Daniel stretched and turned to look Mor and Jared. “That property has changed hands more than a whore on a good night.”
Mor snorted. “Now that definitely says it all. I guess that means we have to track down each and every owner.”
“The ones who aren’t human,” Jared pointed out.
“Nope, all of them, because a Supe could have used a human as a front when they purchased it,” Daniel contradicted.
“Probably would have in the last fifty years or so. Are we counting out whoever owns the warehouse?”
“No. We check each and every one of them since the first Europeans landed here.”
“Do you think the records actually go back that far?” Mor asked.
“What’s not in the city archives, I’m sure we can dig up elsewhere, through the Supe Council or a couple of people I know who’ve been around for a very long time and are interested in the city’s history,” Jared told her.
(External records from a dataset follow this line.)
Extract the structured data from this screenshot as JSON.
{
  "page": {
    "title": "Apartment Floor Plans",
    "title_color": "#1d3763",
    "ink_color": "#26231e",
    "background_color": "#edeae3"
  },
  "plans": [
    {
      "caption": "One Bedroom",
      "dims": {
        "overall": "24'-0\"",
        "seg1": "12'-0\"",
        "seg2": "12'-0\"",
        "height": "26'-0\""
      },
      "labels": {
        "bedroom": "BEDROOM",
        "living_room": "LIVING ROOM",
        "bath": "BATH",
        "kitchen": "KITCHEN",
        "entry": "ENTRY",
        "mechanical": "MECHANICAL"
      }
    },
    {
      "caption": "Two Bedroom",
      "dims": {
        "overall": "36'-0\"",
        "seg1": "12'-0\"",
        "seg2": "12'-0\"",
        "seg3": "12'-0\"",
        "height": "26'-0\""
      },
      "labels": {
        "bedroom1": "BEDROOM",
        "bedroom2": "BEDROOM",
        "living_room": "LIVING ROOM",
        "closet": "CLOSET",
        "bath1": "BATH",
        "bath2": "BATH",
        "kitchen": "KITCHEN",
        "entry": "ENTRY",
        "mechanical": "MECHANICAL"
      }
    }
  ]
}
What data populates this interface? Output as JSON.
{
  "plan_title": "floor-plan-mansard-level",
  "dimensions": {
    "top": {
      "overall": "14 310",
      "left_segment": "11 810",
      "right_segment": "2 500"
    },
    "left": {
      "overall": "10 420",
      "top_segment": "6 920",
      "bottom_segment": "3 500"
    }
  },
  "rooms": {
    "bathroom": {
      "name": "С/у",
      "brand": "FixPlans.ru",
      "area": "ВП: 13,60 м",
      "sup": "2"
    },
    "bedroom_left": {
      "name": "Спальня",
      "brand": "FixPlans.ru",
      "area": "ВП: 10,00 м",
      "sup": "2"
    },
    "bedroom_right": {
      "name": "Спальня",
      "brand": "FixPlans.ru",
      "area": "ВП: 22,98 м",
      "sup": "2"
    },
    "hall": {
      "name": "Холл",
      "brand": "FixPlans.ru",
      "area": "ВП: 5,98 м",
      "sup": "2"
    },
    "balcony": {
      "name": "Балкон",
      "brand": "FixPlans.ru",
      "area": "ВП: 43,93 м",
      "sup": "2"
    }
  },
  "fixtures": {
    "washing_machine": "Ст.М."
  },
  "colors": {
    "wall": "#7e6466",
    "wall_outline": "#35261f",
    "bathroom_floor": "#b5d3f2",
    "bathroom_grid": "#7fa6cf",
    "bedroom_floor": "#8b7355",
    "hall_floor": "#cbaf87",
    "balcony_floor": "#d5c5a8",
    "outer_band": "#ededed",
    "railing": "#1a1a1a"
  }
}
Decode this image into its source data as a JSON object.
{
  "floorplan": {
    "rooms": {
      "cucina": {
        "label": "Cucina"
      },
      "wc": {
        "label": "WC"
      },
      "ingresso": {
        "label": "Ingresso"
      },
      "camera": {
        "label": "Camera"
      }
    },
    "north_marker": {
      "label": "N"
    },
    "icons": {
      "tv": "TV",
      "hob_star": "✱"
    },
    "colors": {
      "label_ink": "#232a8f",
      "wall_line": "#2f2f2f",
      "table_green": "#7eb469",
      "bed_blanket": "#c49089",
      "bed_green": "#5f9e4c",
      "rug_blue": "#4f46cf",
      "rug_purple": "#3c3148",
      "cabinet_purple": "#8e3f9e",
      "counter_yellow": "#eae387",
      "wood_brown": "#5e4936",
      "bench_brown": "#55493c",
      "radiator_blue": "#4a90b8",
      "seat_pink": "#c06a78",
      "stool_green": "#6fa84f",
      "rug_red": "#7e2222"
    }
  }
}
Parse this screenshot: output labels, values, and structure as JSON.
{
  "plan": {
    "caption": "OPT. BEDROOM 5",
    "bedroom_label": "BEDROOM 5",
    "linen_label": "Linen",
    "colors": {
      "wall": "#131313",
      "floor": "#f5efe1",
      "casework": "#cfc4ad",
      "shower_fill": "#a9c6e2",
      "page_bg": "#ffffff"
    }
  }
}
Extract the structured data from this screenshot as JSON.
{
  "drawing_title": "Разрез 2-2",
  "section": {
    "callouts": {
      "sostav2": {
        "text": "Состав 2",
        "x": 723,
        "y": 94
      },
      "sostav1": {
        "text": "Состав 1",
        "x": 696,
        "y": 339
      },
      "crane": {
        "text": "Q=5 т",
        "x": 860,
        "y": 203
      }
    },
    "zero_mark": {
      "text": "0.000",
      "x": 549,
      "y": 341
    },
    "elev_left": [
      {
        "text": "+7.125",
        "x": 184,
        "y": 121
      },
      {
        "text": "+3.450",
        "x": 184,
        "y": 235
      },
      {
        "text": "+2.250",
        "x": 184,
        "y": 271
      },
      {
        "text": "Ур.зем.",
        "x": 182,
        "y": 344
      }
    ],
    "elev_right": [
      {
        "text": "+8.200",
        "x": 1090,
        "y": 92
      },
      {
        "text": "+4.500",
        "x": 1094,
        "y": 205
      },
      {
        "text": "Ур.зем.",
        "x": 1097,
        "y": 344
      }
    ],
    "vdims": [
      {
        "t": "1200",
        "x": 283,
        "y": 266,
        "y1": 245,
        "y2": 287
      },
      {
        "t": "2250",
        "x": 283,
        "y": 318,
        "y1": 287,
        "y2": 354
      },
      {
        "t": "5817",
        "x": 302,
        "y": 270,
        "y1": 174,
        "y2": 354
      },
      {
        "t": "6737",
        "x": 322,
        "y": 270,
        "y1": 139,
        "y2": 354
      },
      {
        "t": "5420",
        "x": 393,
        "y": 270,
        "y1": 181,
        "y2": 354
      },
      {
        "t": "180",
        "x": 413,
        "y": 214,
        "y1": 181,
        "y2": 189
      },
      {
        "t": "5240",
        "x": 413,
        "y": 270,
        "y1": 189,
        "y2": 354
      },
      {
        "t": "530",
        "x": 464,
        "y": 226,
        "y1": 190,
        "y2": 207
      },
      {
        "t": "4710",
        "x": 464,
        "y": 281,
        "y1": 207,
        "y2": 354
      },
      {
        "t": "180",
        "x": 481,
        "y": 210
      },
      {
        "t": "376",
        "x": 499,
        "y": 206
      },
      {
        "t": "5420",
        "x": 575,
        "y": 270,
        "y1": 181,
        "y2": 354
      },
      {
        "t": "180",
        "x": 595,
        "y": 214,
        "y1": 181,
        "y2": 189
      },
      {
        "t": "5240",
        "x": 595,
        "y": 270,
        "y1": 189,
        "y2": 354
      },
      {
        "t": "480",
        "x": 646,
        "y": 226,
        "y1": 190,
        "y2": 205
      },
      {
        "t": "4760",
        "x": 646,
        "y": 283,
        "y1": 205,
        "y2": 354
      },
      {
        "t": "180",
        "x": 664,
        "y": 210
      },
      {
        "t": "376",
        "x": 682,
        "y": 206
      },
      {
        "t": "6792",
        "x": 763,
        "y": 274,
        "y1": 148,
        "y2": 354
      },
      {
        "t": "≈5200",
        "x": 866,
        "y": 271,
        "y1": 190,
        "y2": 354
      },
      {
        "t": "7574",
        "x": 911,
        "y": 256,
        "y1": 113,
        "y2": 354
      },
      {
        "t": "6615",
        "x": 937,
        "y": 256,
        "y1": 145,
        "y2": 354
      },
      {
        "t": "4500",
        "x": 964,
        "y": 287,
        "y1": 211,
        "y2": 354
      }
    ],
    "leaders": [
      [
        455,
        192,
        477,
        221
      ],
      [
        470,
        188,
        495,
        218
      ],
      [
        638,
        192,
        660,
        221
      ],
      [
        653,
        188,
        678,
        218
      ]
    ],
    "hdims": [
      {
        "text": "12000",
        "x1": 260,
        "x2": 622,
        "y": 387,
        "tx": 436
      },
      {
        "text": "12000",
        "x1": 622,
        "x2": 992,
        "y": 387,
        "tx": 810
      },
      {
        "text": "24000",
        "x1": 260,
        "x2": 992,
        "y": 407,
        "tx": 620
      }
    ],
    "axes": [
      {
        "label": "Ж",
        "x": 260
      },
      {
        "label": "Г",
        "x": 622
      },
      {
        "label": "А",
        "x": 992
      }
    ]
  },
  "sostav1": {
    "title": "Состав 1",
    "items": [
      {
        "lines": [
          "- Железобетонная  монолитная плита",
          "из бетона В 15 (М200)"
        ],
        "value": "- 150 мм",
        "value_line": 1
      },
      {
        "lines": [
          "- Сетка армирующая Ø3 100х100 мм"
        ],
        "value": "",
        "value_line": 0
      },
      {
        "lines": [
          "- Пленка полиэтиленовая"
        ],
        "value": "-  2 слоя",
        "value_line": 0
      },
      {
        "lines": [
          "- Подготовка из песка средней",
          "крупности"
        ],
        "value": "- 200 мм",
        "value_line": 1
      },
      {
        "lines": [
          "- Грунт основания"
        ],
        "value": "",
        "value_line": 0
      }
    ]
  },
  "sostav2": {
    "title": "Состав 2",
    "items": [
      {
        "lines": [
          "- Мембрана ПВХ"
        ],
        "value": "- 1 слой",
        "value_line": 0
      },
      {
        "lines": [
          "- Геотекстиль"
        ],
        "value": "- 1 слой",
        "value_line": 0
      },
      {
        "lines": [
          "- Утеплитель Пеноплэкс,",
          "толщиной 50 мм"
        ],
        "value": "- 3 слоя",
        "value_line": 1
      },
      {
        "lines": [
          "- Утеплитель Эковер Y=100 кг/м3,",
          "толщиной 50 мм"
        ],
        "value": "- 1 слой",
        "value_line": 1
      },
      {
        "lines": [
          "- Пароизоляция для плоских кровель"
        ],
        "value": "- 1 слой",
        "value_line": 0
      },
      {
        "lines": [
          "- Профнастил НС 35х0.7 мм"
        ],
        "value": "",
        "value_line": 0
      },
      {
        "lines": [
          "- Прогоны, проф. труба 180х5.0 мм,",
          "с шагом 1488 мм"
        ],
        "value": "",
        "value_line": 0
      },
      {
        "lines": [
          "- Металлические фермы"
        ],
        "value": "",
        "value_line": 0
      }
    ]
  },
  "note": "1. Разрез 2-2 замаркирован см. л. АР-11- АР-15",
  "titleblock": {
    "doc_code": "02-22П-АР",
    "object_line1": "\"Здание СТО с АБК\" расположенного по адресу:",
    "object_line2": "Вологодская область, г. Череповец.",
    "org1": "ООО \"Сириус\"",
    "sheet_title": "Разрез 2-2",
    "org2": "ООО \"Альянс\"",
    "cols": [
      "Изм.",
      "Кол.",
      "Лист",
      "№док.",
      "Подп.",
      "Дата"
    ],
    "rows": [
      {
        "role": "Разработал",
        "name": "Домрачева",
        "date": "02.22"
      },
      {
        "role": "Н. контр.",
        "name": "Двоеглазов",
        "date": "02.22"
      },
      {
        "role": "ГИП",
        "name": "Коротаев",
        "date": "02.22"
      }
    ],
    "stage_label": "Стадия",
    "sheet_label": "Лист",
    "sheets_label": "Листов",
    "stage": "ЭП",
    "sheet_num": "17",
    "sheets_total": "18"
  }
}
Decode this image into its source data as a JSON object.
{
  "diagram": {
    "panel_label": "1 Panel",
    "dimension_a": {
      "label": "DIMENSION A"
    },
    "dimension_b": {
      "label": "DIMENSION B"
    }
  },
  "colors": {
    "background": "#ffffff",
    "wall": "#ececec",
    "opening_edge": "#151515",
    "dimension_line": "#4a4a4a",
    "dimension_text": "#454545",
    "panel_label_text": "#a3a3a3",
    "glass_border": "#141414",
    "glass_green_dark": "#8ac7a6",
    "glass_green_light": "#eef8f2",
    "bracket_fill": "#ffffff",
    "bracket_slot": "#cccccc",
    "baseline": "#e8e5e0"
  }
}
And dig it up they did. The following morning they had a complete history of the property including its original owners before and after the fire of 1788 that had partially destroyed the city.
“These three we can eliminate out of hand,” Jared commented, pointing to the names which were starred. “One of my sources knew the family and verified that each of them was human.”
“Would we be remiss if we didn’t consider the ones who came after them, at least for now?” Mor asked.
“Let’s just put them on the back burner and see what we can find out about those two,” Daniel tapped two of the names at the beginning of the list, “Mr. John Fitz John whose construction company sat on the site in the early eighteen hundreds and Madam Gravier nee St. Pierre. She and her second husband built their home on the property soon after the second fire.”
“Marie St. Pierre?” Jared asked.
Daniel flipped the page to the information they had, slim as it was in some cases, on each of the property owners. “Yes. Why?”
Jared shook his head. “Something about that name niggles at me, although of course it’s a fairly common one.”